One of the main goals of every trader using technical analysis to measure the strength of asset’s momentum and the likelihood that it will continue. This is the main goal of indicators such as moving average convergence-divergence (MACD), stochastic oscillator, rate of change of price (ROC) and relative strength index (RSI).
Most of the indicators used to measure the impulse is interpreted with the help of certain values, which suggest the asset might be overbought or oversold. The current momentum is considered to be weakened when indicators such as those mentioned above have values that demonstrate the conditions of overbought and oversold. For example, many traders believe that the asset the RSI is below 30 or the stochastic value below 20 may be a reduction in the number of downside momentum and a likely candidate for reversal.
You may notice that many momentum indicators are connected between the two extreme levels, usually from 0 to 100 or from -100 to +100. This is important because to cross the center line indicator means that the momentum increases or decreases, depending on direction. For example, momentum is increasing when the indicator crosses above the line 0, and decreases when it passes through 0.
To dig a little deeper into this particular technical indicator, the rate of change rate of change of variables over a certain period of time. It generally can be expressed as the ratio between the change in one variable relative to the corresponding change in the other. Graphically, the rate of change is the slope of the straight or horizontal median called equilibrium. This median that tells us everything you need to know about rate of change.
The normal time frame for ROC measurement is 10 days. The ratio for the construction of the ROC indicator is as follows: the rate of change is 100 (g/g).

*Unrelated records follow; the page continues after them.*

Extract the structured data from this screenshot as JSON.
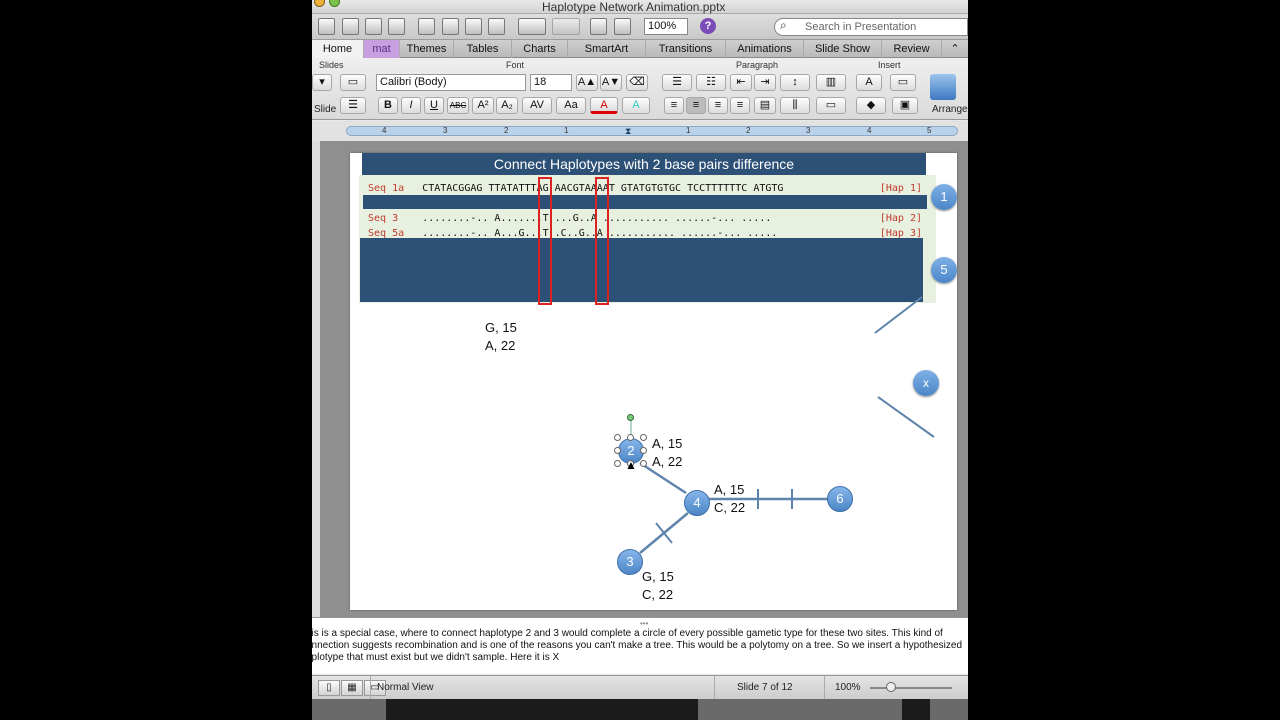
{
  "window": {
    "title": "Haplotype Network Animation.pptx"
  },
  "toolbar": {
    "zoom": "100%",
    "search_placeholder": "Search in Presentation"
  },
  "ribbon": {
    "tabs": [
      "Home",
      "mat",
      "Themes",
      "Tables",
      "Charts",
      "SmartArt",
      "Transitions",
      "Animations",
      "Slide Show",
      "Review"
    ],
    "groups": {
      "slides": "Slides",
      "font": "Font",
      "paragraph": "Paragraph",
      "insert": "Insert"
    },
    "slide_label": "Slide",
    "font_name": "Calibri (Body)",
    "font_size": "18",
    "arrange_label": "Arrange",
    "buttons": {
      "bold": "B",
      "italic": "I",
      "underline": "U",
      "strike": "ABC",
      "superscript": "A²",
      "subscript": "A₂",
      "font_color": "A",
      "grow": "A▲",
      "shrink": "A▼"
    }
  },
  "ruler": {
    "ticks": [
      "4",
      "3",
      "2",
      "1",
      "0",
      "1",
      "2",
      "3",
      "4",
      "5"
    ]
  },
  "slide": {
    "title": "Connect Haplotypes with 2 base pairs difference",
    "sequences": [
      {
        "name": "Seq 1a",
        "seq": "CTATACGGAG TTATATTTAG AACGTAAAAT GTATGTGTGC TCCTTTTTTC ATGTG",
        "hap": "[Hap 1]"
      },
      {
        "name": "Seq 3 ",
        "seq": "........-.. A.......T ...G..A ........... ......-... .....",
        "hap": "[Hap 2]"
      },
      {
        "name": "Seq 5a",
        "seq": "........-.. A...G...T .C..G..A ........... ......-... .....",
        "hap": "[Hap 3]"
      }
    ],
    "side_labels": [
      "1",
      "5",
      "x"
    ],
    "annotations": {
      "top": [
        "G, 15",
        "A, 22"
      ],
      "node2": [
        "A, 15",
        "A, 22"
      ],
      "node4": [
        "A, 15",
        "C, 22"
      ],
      "node3": [
        "G, 15",
        "C, 22"
      ]
    },
    "nodes": [
      "2",
      "4",
      "6",
      "3"
    ]
  },
  "notes": {
    "text": "his is a special case, where to connect haplotype 2 and 3 would complete a circle of every possible gametic type for these two sites. This kind of onnection suggests recombination and is one of the reasons you can't make a tree. This would be a polytomy on a tree. So we insert a hypothesized aplotype that must exist but we didn't sample. Here it is X"
  },
  "status": {
    "view": "Normal View",
    "slide_counter": "Slide 7 of 12",
    "zoom": "100%"
  },
  "colors": {
    "title_bar": "#2d5077",
    "node_fill": "#5b93d1",
    "seq_bg": "#e8f1e0",
    "highlight": "#dd2222",
    "format_tab": "#c8a0e0"
  }
}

“Y” represents the most recent closing price, and yx represents the closing price for a certain number of days ago. So if stock price will close higher today than it was 10 days ago, the point of the ROC value will be above the equilibrium, thus indicating to chartists that prices are rising in this particular matter. Conversely, if the price of today’s session closes lower than it was 10 days ago, the point value will be below the equilibrium, indicating that prices are falling. It’s safe to say that if ROC is rising, it gives a short-term bullish signal and bearish sign would be the ROC falls. Chartists pay great attention to the period of time in the calculation of the ROC. Long-term views of the market or a specific sector or stock will use perhaps a 26 – to 52-week period yx and a shorter view would use 10 days to six months.
In addition to ROC and other methods we have mentioned that traders can follow the specific intersection of moving averages to confirm the strength of price movement. Momentum is increasing when the short average crosses above the long term average. This is the promise of the MACD indicator, which uses a 12-day exponential moving average and 26-day EMA. When this indicator is greater than 0, this means that the short-term average above the long term averages, and this may mean that momentum is increasing.